Pendant des années, Maggie May, une résidente de l’Arkansas, a lutté contre une anorexie mentale atypique. Les thérapies traditionnelles n’ont pas réussi à remédier à sa grave restriction alimentaire et à sa distorsion de l’image corporelle. En 2024, elle s’est inscrite à un essai expérimental impliquant la privation sensorielle : flotter dans une eau sombre et insonorisée chauffée à la température de la peau. Le but n’était pas de se détendre, mais de se concentrer sur elle-même : ressentir son rythme cardiaque, sa respiration et d’autres signaux internes. Cela reflète une compréhension croissante en psychiatrie selon laquelle la maladie mentale peut provenir d’un mauvais calibrage de notre intéroception, la capacité de détecter l’état interne de notre corps.

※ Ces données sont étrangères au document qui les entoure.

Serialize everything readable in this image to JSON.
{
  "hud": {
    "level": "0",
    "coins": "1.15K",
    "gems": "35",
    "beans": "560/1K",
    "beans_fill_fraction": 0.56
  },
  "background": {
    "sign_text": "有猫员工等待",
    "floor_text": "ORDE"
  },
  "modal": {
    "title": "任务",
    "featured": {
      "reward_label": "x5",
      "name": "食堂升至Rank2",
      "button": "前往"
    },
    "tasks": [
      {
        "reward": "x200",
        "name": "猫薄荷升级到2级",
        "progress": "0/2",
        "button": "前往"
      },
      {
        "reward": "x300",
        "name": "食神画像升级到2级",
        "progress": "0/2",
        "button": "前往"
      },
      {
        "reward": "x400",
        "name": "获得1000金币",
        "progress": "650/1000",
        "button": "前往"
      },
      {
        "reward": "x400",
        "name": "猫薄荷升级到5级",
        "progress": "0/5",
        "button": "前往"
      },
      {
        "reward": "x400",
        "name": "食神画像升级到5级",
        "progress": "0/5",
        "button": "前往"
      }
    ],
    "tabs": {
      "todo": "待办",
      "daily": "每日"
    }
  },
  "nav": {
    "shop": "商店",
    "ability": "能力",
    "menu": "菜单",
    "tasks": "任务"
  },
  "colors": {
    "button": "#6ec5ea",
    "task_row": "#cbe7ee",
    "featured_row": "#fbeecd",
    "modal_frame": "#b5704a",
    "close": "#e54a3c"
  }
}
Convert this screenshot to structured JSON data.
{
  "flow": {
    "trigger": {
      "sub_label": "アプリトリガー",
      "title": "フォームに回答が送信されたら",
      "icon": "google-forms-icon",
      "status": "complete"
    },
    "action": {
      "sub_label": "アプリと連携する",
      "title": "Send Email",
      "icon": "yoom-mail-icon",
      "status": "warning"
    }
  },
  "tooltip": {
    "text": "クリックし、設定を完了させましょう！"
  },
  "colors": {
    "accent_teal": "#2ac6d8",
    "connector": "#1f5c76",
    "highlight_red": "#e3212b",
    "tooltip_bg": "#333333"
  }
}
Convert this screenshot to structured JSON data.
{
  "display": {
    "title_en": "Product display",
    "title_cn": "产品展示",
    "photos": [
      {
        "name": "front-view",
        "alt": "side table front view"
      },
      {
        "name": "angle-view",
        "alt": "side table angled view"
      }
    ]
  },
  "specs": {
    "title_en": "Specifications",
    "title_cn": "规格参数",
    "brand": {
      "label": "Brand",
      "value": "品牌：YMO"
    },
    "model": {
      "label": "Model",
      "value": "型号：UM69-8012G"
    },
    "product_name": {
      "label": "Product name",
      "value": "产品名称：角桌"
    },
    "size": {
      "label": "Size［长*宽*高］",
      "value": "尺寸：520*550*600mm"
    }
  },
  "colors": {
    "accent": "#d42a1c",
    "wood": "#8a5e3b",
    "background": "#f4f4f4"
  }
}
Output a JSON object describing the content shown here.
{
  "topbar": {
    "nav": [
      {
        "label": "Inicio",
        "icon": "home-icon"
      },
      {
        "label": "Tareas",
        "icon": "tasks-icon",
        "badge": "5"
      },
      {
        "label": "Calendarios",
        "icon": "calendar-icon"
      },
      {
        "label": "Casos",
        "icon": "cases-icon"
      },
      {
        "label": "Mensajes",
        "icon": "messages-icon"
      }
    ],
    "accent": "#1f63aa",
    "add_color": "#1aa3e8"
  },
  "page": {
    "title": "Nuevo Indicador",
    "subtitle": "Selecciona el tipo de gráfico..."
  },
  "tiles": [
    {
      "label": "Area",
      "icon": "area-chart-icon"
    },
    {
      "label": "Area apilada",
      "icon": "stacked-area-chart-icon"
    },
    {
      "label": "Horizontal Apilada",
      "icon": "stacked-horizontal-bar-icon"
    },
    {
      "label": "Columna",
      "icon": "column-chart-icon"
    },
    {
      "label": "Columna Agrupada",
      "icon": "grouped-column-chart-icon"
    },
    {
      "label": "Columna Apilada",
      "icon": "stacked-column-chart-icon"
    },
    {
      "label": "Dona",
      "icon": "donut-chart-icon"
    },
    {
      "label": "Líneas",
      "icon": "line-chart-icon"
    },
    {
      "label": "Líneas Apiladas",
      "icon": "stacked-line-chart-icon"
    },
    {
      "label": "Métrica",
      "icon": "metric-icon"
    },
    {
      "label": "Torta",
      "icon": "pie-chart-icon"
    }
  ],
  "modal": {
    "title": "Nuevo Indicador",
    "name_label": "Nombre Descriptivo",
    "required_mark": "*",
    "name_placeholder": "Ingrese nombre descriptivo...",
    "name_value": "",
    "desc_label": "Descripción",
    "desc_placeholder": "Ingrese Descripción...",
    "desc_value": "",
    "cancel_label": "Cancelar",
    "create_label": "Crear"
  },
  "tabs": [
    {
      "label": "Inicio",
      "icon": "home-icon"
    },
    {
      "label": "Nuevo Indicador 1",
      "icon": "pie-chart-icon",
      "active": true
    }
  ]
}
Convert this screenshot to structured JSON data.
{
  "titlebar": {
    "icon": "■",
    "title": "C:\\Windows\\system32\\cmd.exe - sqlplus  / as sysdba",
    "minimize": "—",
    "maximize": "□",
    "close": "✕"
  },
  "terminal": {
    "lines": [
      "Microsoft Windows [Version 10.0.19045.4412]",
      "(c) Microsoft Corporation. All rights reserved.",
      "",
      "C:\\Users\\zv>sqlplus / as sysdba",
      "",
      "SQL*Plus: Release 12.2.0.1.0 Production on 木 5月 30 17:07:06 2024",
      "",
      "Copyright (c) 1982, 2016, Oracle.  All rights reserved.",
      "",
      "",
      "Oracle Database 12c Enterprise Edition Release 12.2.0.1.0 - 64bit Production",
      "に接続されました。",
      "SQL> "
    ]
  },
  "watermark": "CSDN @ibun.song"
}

Qu’est-ce que l’intéroception ?
L’intéroception n’est pas nouvelle ; l’idée selon laquelle les émotions naissent de réactions corporelles remonte aux années 1880 avec la théorie de James-Lange. Cependant, les neurosciences récentes confirment que ce « sixième sens » – distinct de la vue, de l’ouïe ou du toucher – est vital pour le bien-être mental. Certaines personnes sont naturellement meilleures que d’autres, et les événements de la vie peuvent renforcer ou affaiblir cette compétence. Une intéroception perturbée peut entraîner des conditions telles que l’anorexie ; en supprimant les signaux internes, les patients s’appuient trop sur les signaux externes (comme l’apparence), alimentant ainsi une perception déformée du corps.
Des réservoirs de flottaison aux sensations intestinales
Les chercheurs pensent désormais que les problèmes d’intéroception contribuent à l’anxiété, au SSPT, au trouble de la personnalité limite et même à la schizophrénie. Des études montrent que les personnes atteintes de maladie mentale signalent souvent des symptômes physiques – battements de cœur accélérés, respiration altérée, changements d’appétit – que les cliniciens notent depuis longtemps. Des thérapies ciblant ce sens intérieur voient le jour. La flottation-REST, la technique vieille de plusieurs décennies utilisée avec Maggie May, vise à atténuer les stimuli externes afin que les signaux internes deviennent plus forts.
Mais l’intéroception ne concerne pas seulement le cœur. Les schémas respiratoires, les rythmes intestinaux et d’autres signaux viscéraux influencent également les réactions émotionnelles. Des expériences montrent que la fréquence respiratoire affecte la perception de la douleur et que la manipulation des signaux intestinaux peut modifier les réactions de dégoût. Cela suggère que la connexion corps-esprit n’est pas seulement philosophique ; c’est un processus neurologique mesurable.
Le problème de prédiction du cerveau
Une théorie est que les perturbations résultent de prédictions cérébrales erronées. Comme les autres sens, l’intéroception transmet des informations au cerveau, qui anticipe constamment les états internes. Si le cerveau interprète mal ces signaux (par exemple, en supposant qu’une fréquence cardiaque normale est une crise de panique), cela peut déclencher des effets psychologiques négatifs. Ceci est particulièrement problématique car les signaux internes sont ambigus et reposent fortement sur l’expérience antérieure et les associations apprises.
Mesurer l’incommensurable
La recherche sur l’intéroception se heurte à des obstacles. Les premières études reposaient sur le comptage subjectif du pouls, qui s’est avéré peu fiable (les gens rapportent souvent ce qu’ils pensent que leur fréquence cardiaque devrait être, et non ce qu’elle est réellement). De nouvelles méthodes font leur apparition : les tâches de discrimination de la fréquence cardiaque, les tests de résistance respiratoire et l’imagerie cérébrale (mesurant les potentiels évoqués par le rythme cardiaque) offrent des données plus précises.
L’avenir de la recherche sur l’intéroception
Ces études révèlent que les compétences intéroceptives ne se traduisent pas dans les fonctions corporelles. Une personne capable de détecter son rythme cardiaque peut avoir des difficultés avec la conscience de sa respiration. Cela complique la recherche de modèles universels, ce qui suggère que différentes maladies mentales peuvent impliquer des perturbations dans des systèmes intéroceptifs spécifiques.
En fin de compte, le corps et l’esprit sont inextricablement liés. L’essor de la recherche sur l’intéroception signale un changement dans le traitement de la santé mentale : il s’agit de reconnaître que les troubles psychologiques ne se situent pas seulement « dans la tête », mais sont enracinés dans l’interaction complexe entre le cerveau, le corps et l’environnement.